Hobbs Straus welcomes a Legislative Analyst to our practice of Indian Law in Oklahoma

BARBARA A. WARNER has joined Hobbs Straus as a Legislative Analyst. Barbara is an enrolled member of the Ponca Nation of Oklahoma, and served as the first female Executive Director of the Oklahoma Indian Affairs Commission. She received her M.B.A. in Management and Bachelor's degrees in Sociology and English from the University of Central Oklahoma.

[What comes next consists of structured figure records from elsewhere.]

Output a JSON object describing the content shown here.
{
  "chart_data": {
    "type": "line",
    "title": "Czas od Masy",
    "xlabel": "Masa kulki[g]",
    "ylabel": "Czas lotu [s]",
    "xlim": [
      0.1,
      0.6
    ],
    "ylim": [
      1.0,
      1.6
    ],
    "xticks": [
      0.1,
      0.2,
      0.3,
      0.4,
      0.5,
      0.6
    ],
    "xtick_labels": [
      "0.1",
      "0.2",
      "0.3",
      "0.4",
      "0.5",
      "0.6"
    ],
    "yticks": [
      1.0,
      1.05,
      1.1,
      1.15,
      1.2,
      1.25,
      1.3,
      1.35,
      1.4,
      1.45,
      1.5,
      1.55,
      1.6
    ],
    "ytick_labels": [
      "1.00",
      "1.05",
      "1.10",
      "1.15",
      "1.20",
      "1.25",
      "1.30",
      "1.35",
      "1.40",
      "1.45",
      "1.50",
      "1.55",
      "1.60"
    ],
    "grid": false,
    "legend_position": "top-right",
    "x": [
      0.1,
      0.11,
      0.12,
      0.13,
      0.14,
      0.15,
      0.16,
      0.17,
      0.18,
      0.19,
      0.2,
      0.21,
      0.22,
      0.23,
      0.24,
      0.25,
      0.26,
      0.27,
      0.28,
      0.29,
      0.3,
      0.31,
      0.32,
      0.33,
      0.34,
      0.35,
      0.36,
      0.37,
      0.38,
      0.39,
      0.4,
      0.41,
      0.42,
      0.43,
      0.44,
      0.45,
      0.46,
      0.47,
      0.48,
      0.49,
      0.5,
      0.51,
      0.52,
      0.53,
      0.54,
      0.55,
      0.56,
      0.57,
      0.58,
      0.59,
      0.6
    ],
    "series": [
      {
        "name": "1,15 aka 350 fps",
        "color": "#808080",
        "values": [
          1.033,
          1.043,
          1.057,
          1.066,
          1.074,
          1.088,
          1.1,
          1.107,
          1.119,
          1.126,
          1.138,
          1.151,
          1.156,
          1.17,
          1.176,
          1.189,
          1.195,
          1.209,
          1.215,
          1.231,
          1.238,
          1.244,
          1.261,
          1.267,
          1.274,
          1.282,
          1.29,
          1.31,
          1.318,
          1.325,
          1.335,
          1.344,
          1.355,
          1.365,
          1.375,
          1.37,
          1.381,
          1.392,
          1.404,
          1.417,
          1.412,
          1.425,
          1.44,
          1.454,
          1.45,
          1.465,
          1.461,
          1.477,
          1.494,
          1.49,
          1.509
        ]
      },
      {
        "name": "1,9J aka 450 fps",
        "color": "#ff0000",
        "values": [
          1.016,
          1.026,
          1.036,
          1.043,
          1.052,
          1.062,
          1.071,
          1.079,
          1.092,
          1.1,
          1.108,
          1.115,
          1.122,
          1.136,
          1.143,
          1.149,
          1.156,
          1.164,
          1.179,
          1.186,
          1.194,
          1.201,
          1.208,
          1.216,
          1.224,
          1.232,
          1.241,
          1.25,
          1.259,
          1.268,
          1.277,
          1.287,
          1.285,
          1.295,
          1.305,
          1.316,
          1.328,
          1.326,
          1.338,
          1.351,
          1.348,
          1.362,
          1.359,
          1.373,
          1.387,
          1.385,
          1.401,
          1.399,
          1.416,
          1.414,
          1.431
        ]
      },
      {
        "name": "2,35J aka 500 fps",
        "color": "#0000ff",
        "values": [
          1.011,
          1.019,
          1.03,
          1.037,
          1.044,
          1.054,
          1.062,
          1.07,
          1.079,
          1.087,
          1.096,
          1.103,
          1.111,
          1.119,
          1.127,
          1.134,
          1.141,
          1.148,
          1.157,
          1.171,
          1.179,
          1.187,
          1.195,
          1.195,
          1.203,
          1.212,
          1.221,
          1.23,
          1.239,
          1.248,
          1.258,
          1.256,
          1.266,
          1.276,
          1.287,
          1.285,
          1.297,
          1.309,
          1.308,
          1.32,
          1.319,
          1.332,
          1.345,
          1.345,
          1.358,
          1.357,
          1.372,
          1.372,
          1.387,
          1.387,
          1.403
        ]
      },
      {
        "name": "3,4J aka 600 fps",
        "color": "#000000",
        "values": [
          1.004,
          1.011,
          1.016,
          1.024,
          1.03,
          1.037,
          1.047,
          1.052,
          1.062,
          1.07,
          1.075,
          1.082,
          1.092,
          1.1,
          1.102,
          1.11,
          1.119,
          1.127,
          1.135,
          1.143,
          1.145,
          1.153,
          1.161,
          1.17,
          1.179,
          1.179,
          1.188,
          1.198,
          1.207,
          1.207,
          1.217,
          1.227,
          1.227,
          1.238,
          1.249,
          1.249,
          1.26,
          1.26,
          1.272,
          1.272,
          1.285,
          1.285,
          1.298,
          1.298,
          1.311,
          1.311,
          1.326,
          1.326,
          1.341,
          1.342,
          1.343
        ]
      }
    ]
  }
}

Before assuming her position with the Commission in November 1993, Barbara's employment history brings a strong background on behalf of tribes on legislation. Some of her previous employment included positions with state government, the private sector, tribal government, and Indian organizations, as well as several years with the American Indian Institute at the University of Oklahoma. Barbara was named as the "Best of Indian Country Activist" for Indian advocacy in 2000 and "Best of Indian Country Leader (nonelected)" in 2001. Barbara was presented with the Oklahoma Supreme Court "2001 Friend of the Court" medal at Sovereignty Symposium XIV. In 2008, Barbara received a Governor's Commendation for "outstanding service rendered during the Oklahoma's Centennial Celebration." Also in 2008, she received the "Oklahoma State Service Award" during the annual Native American Heritage Day Celebration at the State Capitol, as well as a Governor's Commendation for service.